28 October 2012

Vicuña at dusk on the Salar de Uyuni


That's not water, it's salt. At dusk the blinding glare of the white salt plain softened. The sun left the salar and briefly lit distant mountains and clouds. Three vicuña settled down on the plain a long way out from the shore. I guess they were as safe there as anywhere — nothing could sneak up on them there.


[23 October 2011, Panasonic Lumix GH1, 100–300 mm at 300 mm, ISO 100, 1/30 at f8]


All content © 2012 Pete McGregor

8 comments:

Zhoen said...

Probably did look like this when it was a shallow sea, right before it settled into salt flat. Shallow enough, maybe to include some creatures about - there.

pohanginapete said...

Zhoen, during the rainy season the salar's often covered by a thin layer of water; the salt beneath turns it into a giant mirror. I'd have loved to have seen it like that. Must be hard on the vehicles, though.

Relatively Retiring said...

Beautiful!
A long way to go for a bit of breakfast, but a great place to spend a quiet night.

pohanginapete said...

RR, they'd cover the distance in no time. I wonder, too, whether they were really out there for safety's sake, or perhaps for some other reason — the temperature, perhaps?

butuki said...

One day, one day, one day I want to visit a place like that. That is incredible.

I wonder why we always assume other animals have purely practical motives? I mean, what is practical about a mountain lion lying on top of a crag for hours and hours just watching, never moving? What is going on in its head?

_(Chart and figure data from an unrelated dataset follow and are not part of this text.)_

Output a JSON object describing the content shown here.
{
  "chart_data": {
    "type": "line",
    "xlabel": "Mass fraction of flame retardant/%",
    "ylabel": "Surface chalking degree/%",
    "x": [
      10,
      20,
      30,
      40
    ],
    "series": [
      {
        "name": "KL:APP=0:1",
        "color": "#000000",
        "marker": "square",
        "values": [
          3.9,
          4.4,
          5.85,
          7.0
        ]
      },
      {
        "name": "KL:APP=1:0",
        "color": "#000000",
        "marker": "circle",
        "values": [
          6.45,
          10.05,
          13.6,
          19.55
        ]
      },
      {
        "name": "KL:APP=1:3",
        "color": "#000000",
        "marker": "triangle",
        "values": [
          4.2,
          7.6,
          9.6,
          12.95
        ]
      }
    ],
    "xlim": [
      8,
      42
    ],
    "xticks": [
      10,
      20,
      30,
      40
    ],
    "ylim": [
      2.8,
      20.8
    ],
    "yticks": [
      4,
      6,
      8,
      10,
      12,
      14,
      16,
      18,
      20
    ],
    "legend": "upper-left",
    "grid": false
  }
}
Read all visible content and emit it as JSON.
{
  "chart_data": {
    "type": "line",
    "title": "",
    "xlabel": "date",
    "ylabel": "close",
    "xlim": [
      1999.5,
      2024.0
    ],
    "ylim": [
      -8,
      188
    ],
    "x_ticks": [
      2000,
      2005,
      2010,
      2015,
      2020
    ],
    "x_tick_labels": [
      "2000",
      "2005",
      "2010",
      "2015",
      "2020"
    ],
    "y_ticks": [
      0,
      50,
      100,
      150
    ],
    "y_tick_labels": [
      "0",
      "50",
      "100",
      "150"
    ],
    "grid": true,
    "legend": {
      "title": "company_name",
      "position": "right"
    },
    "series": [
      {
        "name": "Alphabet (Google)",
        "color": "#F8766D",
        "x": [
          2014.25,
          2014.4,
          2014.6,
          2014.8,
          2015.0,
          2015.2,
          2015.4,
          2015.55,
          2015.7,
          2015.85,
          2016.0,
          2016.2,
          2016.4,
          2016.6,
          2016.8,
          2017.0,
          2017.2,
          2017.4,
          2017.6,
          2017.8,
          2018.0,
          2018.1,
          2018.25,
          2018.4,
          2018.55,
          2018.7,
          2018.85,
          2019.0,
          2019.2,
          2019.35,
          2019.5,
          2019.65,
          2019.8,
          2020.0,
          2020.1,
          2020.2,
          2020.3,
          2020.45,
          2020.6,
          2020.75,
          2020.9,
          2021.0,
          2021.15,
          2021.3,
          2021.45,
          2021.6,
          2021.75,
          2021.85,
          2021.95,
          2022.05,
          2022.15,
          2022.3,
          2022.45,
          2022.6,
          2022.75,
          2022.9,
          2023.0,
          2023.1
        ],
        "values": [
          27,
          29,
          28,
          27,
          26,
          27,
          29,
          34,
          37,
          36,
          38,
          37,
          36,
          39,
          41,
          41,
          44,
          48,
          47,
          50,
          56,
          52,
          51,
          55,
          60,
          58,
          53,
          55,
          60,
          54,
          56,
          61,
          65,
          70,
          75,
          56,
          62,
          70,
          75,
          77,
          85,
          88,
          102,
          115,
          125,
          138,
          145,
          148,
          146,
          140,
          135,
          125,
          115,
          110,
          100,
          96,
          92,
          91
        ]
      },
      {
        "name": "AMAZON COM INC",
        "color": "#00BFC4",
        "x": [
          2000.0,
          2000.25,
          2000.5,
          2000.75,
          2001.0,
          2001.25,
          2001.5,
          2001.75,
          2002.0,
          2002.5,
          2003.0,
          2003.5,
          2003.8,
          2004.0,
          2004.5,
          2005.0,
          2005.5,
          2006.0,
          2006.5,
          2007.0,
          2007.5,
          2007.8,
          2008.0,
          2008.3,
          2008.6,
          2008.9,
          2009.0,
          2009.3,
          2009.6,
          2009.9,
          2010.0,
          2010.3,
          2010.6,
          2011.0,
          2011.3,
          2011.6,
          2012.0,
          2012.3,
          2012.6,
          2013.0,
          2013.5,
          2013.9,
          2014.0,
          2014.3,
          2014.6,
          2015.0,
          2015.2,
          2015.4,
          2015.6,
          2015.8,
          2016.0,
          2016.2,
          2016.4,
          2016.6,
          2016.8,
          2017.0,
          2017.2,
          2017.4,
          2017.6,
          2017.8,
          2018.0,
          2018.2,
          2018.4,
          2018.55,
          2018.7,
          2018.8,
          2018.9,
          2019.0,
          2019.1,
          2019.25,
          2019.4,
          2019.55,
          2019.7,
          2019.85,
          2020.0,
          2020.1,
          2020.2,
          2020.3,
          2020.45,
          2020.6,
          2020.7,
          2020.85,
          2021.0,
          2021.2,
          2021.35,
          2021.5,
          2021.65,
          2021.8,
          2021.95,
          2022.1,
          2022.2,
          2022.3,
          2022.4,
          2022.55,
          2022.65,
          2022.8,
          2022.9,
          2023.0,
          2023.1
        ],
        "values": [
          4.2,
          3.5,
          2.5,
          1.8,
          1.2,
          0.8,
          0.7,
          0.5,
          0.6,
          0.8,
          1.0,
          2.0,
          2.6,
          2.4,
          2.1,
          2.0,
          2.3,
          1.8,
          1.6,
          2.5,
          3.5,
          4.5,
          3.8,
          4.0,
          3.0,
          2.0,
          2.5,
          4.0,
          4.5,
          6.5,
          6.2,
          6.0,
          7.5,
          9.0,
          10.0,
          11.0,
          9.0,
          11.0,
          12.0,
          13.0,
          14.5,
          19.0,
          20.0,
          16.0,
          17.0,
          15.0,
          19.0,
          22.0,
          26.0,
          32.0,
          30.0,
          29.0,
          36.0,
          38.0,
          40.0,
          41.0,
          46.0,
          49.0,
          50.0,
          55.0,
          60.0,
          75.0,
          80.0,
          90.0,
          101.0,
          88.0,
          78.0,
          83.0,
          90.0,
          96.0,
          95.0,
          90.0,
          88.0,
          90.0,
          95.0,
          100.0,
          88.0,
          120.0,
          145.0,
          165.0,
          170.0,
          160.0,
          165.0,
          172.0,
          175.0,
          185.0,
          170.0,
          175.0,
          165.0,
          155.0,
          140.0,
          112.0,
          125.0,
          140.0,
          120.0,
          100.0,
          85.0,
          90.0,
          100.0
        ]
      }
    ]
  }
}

Or what was up with the lone macaque I once saw way up at 3,500 meters on a windy, rainy day on the peak of Mount Kitadake here in Japan? No food, cold, little shelter, no companionship. And yet he was there... hiking?

pohanginapete said...

Miguel, don't leave it too long. The Salar lies on top of the world's largest (I think) reserve of lithium, and even if that's not tempting enough to destroy it, visitor numbers are increasing. (Sometime soon I might post a photograph showing another, very different aspect of the Salar.) It's still easily possible to achieve the kind of feeling I trust this photograph conveys, but whether that will still be true a decade from now seems highly debatable. Everything, everywhere, is rapidly getting more expensive, too. Go soon.

Macaques are much too human for me to say I love them the way I love most animals. Fascinating, yes. But in India, where the two abundant monkeys were macaques and langurs, I admit I much preferred the latter.

Anonymous said...

It's a lonely place. Sometimes there's safety in nothingness. -Maureen

pohanginapete said...

Maureen, I didn't find it lonely. Well, I suppose I had excellent companions... but even if I'd been alone, I doubt I'd have felt lonely. Safety there might be in nothingness, but there's solace in solitude.